The clue is in "highest point in its trajectory" suggesting that you
need to take account of gravity

Henry, Nov 15, 2003

3. ### Tom LorenzoGuest

You have to understand more physics to get what the problem is about.
Meaning you need to be less dependent on just finding a formula to apply and
put some effort into that understanding. As Henry noted, the key is noting
that the bullet strikes the target at the height of its trajectory. For
these kinds of problems, you ignore air resistance to keep the calculations
simple.

Think of it this way -- at the height of its trajectory, the vertical
component of velocity of the bullet is zero. From that point of zero
vertical velocity, the only thing affecting the vertical velocity of the
bullet is gravity. So how long would it take a bullet dropped from 100
meters to hit the ground? A further understanding of the problem is to
realize that for level ground (no air resistance), the bullet will take as
long to get from the ground to the height of its trajectory as it takes to
fall from its highest point to the ground. By the way, your comment that you
were not concerned about the muzzle velocity is a good indication you do not
have a good grasp of the physics. Because after you compute how long it
would take to fall 100 meters, the next step is to compute that muzzle
velocity based on generating an equation for the vertical velocity of the
bullet taking into account the "upward" velocity from the rifle and the
"downward" velocity from the acceleration of gravity.
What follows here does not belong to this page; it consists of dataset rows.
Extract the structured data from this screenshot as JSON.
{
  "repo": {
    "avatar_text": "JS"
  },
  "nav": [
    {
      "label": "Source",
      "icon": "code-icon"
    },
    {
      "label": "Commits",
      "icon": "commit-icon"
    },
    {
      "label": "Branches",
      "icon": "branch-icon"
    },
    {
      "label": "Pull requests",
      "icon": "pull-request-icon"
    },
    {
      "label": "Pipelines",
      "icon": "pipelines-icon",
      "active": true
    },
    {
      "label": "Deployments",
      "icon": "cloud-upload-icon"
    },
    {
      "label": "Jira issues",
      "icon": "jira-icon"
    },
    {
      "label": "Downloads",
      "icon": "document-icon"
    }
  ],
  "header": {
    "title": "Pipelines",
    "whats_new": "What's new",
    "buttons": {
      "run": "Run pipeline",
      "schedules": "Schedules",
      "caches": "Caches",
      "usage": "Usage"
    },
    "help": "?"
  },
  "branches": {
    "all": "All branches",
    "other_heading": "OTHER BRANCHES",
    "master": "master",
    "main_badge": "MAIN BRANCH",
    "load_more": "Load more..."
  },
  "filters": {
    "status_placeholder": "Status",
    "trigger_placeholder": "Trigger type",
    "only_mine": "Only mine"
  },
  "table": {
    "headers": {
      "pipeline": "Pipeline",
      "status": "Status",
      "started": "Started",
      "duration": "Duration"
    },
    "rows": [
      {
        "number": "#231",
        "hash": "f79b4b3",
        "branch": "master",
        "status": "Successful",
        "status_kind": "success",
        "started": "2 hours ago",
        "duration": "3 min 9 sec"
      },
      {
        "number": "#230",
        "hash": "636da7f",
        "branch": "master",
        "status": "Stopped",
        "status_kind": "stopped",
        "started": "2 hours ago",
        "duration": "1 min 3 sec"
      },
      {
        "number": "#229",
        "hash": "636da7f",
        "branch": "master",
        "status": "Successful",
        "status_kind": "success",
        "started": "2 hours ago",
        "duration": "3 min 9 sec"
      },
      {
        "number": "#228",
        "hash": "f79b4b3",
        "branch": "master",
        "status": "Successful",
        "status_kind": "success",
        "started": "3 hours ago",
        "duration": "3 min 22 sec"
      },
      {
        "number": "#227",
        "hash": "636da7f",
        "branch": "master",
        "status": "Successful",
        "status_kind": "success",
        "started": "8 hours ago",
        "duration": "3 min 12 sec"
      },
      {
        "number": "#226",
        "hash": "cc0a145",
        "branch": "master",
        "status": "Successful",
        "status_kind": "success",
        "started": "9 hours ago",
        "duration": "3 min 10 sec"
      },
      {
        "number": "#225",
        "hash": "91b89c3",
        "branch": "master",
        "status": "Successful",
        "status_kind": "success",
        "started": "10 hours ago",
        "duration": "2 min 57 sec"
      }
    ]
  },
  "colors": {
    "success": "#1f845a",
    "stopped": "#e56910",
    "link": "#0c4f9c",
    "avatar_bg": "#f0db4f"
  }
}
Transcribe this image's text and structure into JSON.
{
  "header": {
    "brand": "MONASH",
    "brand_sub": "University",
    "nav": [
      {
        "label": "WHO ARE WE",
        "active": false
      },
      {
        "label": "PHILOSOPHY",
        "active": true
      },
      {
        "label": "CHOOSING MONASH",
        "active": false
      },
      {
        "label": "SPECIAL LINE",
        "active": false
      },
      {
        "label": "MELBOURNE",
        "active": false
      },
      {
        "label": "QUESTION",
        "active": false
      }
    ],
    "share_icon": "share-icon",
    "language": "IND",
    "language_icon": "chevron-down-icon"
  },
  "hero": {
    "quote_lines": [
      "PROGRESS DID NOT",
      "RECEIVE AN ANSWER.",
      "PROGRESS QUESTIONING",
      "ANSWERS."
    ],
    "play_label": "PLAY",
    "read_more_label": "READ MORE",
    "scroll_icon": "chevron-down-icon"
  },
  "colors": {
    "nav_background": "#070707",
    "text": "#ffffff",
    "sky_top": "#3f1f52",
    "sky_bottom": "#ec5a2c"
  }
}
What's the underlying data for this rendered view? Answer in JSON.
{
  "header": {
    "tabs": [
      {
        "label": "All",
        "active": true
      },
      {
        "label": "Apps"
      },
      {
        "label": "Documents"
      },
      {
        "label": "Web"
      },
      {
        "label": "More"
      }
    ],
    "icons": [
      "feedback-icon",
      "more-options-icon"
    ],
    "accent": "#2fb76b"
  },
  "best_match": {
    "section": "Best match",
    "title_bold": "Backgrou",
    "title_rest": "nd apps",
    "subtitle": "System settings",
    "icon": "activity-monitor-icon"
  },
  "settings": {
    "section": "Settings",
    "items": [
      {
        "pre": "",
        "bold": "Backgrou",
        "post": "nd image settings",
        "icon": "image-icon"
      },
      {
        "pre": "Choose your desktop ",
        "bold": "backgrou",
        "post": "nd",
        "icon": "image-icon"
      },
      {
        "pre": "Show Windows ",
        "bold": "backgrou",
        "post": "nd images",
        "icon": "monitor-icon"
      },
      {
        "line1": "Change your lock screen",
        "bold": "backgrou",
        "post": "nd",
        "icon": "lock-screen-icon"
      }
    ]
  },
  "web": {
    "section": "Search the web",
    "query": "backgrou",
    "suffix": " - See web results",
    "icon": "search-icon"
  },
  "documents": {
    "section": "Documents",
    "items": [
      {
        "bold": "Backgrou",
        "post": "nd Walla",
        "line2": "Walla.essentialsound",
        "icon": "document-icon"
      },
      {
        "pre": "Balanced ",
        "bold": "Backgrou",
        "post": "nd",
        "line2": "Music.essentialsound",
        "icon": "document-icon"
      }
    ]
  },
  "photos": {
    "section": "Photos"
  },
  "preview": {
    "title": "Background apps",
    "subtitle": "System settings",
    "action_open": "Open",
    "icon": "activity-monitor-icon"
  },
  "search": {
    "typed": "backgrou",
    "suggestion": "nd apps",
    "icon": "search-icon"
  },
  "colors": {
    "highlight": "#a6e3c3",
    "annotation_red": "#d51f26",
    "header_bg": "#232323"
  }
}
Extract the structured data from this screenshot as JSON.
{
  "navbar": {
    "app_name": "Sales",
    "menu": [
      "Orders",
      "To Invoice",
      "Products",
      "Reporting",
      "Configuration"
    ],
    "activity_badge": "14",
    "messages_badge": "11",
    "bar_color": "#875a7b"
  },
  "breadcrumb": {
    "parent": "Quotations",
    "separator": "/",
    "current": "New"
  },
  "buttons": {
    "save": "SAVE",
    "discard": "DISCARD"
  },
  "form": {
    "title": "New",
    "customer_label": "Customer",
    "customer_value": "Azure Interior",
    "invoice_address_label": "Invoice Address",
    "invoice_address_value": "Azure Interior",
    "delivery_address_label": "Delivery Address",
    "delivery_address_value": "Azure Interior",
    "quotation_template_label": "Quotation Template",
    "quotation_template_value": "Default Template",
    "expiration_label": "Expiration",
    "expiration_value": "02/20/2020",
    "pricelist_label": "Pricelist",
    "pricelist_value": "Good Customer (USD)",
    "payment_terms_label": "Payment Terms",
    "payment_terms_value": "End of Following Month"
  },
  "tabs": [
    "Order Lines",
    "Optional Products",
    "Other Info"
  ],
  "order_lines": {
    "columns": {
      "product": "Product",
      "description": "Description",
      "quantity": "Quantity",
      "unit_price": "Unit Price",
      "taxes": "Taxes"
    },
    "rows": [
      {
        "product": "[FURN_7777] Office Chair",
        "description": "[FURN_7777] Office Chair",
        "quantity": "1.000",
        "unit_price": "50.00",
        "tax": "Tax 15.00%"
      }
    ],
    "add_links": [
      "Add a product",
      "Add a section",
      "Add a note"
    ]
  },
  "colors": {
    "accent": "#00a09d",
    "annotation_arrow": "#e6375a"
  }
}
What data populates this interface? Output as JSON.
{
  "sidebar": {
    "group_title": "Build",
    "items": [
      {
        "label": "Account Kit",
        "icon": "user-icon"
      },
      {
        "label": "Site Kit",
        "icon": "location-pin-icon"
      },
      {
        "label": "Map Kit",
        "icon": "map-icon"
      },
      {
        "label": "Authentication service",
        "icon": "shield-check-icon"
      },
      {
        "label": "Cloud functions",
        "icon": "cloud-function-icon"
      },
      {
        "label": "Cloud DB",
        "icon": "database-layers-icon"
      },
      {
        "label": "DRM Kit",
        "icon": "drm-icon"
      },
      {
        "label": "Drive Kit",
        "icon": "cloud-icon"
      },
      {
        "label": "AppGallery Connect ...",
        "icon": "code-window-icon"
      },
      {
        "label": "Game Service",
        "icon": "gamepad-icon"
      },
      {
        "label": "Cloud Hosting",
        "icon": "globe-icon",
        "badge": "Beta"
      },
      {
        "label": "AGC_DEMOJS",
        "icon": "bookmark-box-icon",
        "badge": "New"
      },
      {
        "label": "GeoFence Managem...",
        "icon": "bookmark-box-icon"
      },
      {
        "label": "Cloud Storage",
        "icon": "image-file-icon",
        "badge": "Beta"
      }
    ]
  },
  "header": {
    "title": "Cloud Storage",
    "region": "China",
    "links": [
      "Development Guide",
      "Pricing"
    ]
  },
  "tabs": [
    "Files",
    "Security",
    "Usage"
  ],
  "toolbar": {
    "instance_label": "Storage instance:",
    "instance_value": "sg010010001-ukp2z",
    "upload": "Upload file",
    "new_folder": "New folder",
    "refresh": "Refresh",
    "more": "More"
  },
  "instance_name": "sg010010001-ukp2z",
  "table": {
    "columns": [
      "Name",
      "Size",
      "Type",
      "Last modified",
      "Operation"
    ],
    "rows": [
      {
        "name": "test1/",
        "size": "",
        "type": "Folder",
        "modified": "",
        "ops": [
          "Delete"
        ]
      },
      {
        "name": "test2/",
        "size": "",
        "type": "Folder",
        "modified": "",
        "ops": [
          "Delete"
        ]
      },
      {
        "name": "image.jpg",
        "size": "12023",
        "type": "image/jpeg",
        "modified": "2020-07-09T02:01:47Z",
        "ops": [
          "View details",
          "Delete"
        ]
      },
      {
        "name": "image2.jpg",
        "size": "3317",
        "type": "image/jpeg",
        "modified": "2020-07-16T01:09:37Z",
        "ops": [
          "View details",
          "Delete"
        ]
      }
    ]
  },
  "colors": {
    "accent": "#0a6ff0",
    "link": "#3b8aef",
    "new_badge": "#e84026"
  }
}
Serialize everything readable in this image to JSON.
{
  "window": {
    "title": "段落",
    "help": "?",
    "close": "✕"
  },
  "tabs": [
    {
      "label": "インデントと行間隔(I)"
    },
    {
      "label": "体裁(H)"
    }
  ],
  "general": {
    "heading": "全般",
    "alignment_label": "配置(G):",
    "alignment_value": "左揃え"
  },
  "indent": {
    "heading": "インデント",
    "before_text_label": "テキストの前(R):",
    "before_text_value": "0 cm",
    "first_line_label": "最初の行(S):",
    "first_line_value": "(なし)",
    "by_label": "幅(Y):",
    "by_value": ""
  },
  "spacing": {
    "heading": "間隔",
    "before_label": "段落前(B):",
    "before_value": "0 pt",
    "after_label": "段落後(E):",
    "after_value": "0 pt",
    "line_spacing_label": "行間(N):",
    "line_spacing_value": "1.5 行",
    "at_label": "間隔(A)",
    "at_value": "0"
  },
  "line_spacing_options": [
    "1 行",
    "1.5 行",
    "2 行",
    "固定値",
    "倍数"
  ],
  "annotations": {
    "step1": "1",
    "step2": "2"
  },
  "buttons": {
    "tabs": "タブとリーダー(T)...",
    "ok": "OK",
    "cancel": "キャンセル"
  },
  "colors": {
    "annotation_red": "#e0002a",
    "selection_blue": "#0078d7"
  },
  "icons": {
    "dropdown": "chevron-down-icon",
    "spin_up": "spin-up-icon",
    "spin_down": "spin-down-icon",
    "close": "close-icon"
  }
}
Knowing the time it
takes to fall 100 meters allows you to solve for the component of muzzle
velocity in the vertical direction, and then the muzzle velocity, and then
the component of muzzle velocity in the horizontal direction, and finally
computing how far it traveled in the horizontal direction (because at that
stage you know both the horizontal velocity and how much time it traveled at
that velocity).

Regards
- Sox

Tom Lorenzo, Nov 16, 2003
4. ### kjmGuest

I have received an email that explains how my approach is flawed. I did not
take into account that the bullet travels along a parabolic trajectory when
drawing my diagram. I am satisfied with this explanation but welcome more
input if anyone wishes to say more.

kjm
newsbox AT bwknight.net
replace " AT " with @

....cut
....cut

kjm, Nov 17, 2003